Тем более, альбом писался в условиях, когда группы не существовало (она распадалась на какой-то период). И этот аль бом удалось широко распространить. У меня
в Актюбинске дома была такая звукозапись! Столько панк-рока записал! Я бы уже миллионером был, если бы брал за это хоть какие- то деньги. Это не только наши записи были, мы все записывали. Распространяли по городу, по стране. Сейчас вот на это у меня времени нет. Мне люди приносят кассеты… “Давайте, но у меня нет времени. Лучше возьмите кассету и перепишите сами».
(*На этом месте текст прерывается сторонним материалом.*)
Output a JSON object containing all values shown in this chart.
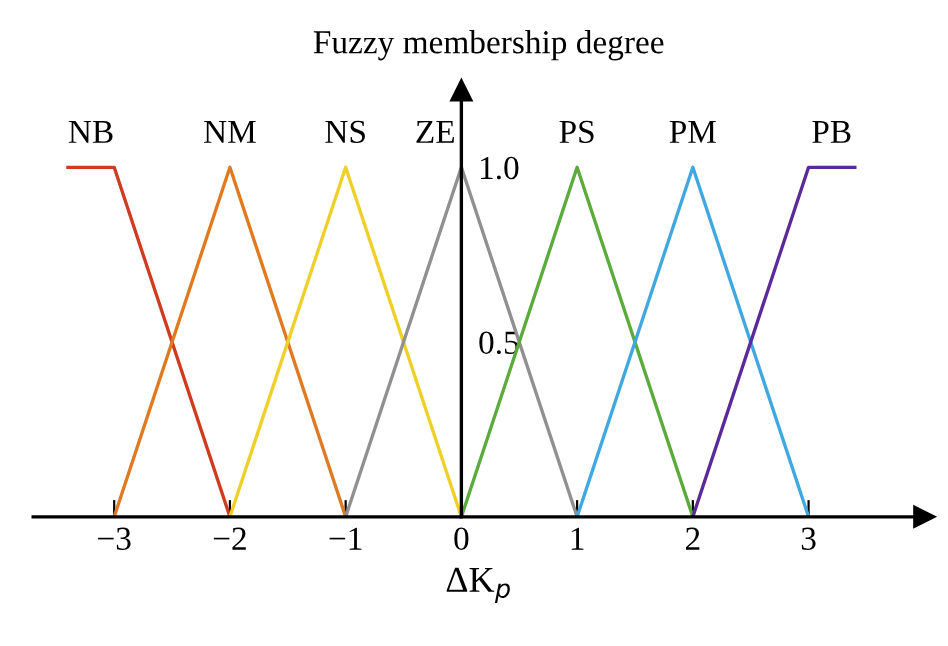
{
  "chart_data": {
    "type": "line",
    "title": "Fuzzy membership degree",
    "xlabel": "ΔK$_{p}$",
    "xlim": [
      -3.7,
      4.0
    ],
    "ylim": [
      0,
      1.22
    ],
    "xticks": [
      {
        "value": -3,
        "label": "−3"
      },
      {
        "value": -2,
        "label": "−2"
      },
      {
        "value": -1,
        "label": "−1"
      },
      0,
      1,
      2,
      3
    ],
    "yticks": [
      {
        "value": 0.5,
        "label": "0.5"
      },
      {
        "value": 1.0,
        "label": "1.0"
      }
    ],
    "grid": false,
    "legend": false,
    "marker": "none",
    "line_style": "solid",
    "series": [
      {
        "name": "NB",
        "color": "#d03a1e",
        "x": [
          -3.4,
          -3,
          -2
        ],
        "values": [
          1,
          1,
          0
        ]
      },
      {
        "name": "NM",
        "color": "#e07a22",
        "x": [
          -3,
          -2,
          -1
        ],
        "values": [
          0,
          1,
          0
        ]
      },
      {
        "name": "NS",
        "color": "#f0d028",
        "x": [
          -2,
          -1,
          0
        ],
        "values": [
          0,
          1,
          0
        ]
      },
      {
        "name": "ZE",
        "color": "#909090",
        "x": [
          -1,
          0,
          1
        ],
        "values": [
          0,
          1,
          0
        ]
      },
      {
        "name": "PS",
        "color": "#5aaa3c",
        "x": [
          0,
          1,
          2
        ],
        "values": [
          0,
          1,
          0
        ]
      },
      {
        "name": "PM",
        "color": "#3fa8e0",
        "x": [
          1,
          2,
          3
        ],
        "values": [
          0,
          1,
          0
        ]
      },
      {
        "name": "PB",
        "color": "#5a2a9a",
        "x": [
          2,
          3,
          3.4
        ],
        "values": [
          0,
          1,
          1
        ]
      }
    ]
  }
}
— Кстати, летом Коля Вдовиченко говорил, что в Актюбинске не было ничего из записей, а у тебя же откуда-то все появлялось. «Инструкция», например.
— А я ведь всегда это собирал, постоянно был очень трепетным коллекционером. Когда я начал слушать музыку с питерского рока, с московского, я все это собирал. Сибирский панк я услышал в 91 году в первый раз.

— Все остальные в группе, насколько я понимаю, гораздо позже?
— Шиза, наш гитарист, фактически на втором концерте группы. А первый концерт, кстати, он организовывал.
У себя в школе, он тогда еще в 11 классе учился!.. Сейчас он живет в Оренбурге. Нам тяжело репетировать. Новые песни делаем только тогда, когда он приезжает в Актюбинск. Все это время мы целиком посвящаем репетициям. А если он не приезжает, мы втроем делаем ритмическую болванку, а потом это наспех дорабатываем. Поэтому тяжело больше новых песен вставлять в программу… Хотя и новых песен мало, потому что я сейчас очень мало пишу. По крайней мере, в сравнении с тем, что было 1,5 года назад.
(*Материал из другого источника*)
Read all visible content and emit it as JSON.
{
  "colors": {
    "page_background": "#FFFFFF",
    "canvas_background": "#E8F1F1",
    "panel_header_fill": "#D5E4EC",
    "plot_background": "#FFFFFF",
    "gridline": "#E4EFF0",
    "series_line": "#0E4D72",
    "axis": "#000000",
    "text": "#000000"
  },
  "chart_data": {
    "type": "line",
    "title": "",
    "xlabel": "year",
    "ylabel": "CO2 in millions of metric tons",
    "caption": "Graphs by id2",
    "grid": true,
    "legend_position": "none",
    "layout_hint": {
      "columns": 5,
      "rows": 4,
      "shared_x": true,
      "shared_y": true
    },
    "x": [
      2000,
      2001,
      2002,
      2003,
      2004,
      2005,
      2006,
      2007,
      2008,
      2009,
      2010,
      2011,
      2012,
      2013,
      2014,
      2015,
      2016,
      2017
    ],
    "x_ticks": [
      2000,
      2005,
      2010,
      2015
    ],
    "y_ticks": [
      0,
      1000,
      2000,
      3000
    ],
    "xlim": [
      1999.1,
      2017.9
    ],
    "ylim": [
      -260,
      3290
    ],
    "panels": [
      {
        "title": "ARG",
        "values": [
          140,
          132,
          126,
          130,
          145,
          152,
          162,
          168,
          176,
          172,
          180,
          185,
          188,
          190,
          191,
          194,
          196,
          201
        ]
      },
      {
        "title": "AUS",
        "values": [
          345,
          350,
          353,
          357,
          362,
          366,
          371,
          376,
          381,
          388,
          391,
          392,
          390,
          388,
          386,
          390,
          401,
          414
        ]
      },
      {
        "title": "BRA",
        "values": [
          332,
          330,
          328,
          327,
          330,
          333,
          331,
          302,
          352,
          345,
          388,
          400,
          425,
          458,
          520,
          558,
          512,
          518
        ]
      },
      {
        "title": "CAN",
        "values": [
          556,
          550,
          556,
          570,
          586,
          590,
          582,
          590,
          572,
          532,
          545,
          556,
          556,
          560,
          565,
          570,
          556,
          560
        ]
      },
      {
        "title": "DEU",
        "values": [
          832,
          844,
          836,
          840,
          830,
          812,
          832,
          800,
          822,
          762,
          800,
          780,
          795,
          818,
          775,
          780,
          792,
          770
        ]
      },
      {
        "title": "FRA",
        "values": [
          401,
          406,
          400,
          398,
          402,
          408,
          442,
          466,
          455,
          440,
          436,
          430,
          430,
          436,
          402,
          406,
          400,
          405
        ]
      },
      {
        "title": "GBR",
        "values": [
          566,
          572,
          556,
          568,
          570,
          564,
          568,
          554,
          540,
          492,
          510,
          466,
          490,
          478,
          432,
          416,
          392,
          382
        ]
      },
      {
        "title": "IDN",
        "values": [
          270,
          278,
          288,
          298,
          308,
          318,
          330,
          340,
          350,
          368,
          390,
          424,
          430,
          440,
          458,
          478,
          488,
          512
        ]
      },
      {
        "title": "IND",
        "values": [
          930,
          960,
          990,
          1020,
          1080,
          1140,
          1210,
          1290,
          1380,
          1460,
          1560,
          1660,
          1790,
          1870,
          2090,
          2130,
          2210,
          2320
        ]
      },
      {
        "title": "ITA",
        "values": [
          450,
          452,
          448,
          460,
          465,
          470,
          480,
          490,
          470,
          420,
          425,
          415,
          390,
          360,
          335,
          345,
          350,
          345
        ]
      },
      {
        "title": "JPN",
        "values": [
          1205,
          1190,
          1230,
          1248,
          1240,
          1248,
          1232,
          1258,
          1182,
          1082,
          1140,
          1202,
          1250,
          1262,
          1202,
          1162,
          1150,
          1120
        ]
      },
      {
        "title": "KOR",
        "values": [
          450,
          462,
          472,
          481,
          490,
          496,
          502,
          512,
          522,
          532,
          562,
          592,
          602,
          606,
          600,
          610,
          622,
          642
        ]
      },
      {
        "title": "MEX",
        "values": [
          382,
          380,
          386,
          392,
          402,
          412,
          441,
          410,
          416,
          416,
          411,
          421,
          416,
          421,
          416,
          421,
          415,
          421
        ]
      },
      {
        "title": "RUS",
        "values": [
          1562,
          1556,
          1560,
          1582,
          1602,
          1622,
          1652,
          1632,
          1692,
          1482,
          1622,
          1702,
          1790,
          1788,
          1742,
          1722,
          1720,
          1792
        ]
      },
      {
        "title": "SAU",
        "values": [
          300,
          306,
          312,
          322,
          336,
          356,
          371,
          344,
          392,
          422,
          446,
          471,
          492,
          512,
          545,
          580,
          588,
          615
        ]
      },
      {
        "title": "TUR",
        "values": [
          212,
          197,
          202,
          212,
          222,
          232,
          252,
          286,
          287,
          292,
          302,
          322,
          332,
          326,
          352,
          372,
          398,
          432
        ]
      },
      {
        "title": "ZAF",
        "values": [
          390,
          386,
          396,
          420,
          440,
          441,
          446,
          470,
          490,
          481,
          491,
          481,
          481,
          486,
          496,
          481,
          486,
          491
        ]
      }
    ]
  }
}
— Это с чем-то конкретным связано?
— Я не знаю, с чем это связано.

— Есть люди, которые из-за этого переживают. Ты — как?
— Ну, я ломался…
Потом, понимаешь, нагнетать себя вот так вот, сидеть, сидеть, сидеть и писать?.. У меня такие вещи страшные получаются, что… Неохота.

— Петь?
— Нет, даже сочинять дальше неохота.
У меня все песни очень быстро рождаются.

— Доработок не бывает?
— Есть какая-то задумка, а потом все само собой берется. Ритм. Самое главное — ритм..
Его ловишь, и сразу все возникает. Потом, естественно, могут дорабатываться какие-то моменты. А так, чтобы сидеть, мусолить это дело… Тем более у меня, помимо АДАПТАЦИИ, куча дел. Я играю вот в БЕЛКАНОВ-БЭНД. Белканов — самостоятельный автор, но в плане электрического звучания я его стараюсь подтащить. Он очень артистичный человек и, если бы он не играл с нами, я представляю, как это выглядело бы! Это было бы совсем другое. Могло быть «Алоэ» какое-нибудь или что-то такое. У него же веши такие! Ну, сама представляешь. А я это делаю так (стараюсь делать), как мне больше нравится, Но ритмическая основа — она полностью его, то есть я его не контролирую – он самостоятельный автор.
Сейчас ЗАПАДНЫЙ ФРОНТ еще… У нас были проблемы, год Коля не играл Но сейчас вернулся один человек в Актюбинск, думаю. ЗАПАДНЫЙ ФРОНТ опять заработает. Будем опять играть.

— А что тебе импонирует из нынешней музыки?
— Групп?

— Угу.
— Мне почему-то всегда «вставляют» те группы, которые уже распались. Поздно доходит информация. Вот, например, очень сильно поразила в 97-м году группа ЗАЗЕРКАЛЬЕ. Я не знал раньше о ее существовании. Как бы их там не называли — фашистами там — это был такой уровень «крутизны» для меня! Сейчас, последнее из того, что слышал, — это ПЕРЕДВИЖНЫЕ ХИРОСИМЫ. В Томске была такая группа. Был вокалист Слава Шатов ныне покойный… Это тоже уровень “крутизны». Остальной музыки куча, хорошей музыки. Но одно дело — ее можно слушать, а другое — она не дает тебе того, что раньше музыка давала… ПЕРЕДВИЖНЫЕ ХИРОСИМЫ — это тот уровень, когда… Ну, не то, что завидую…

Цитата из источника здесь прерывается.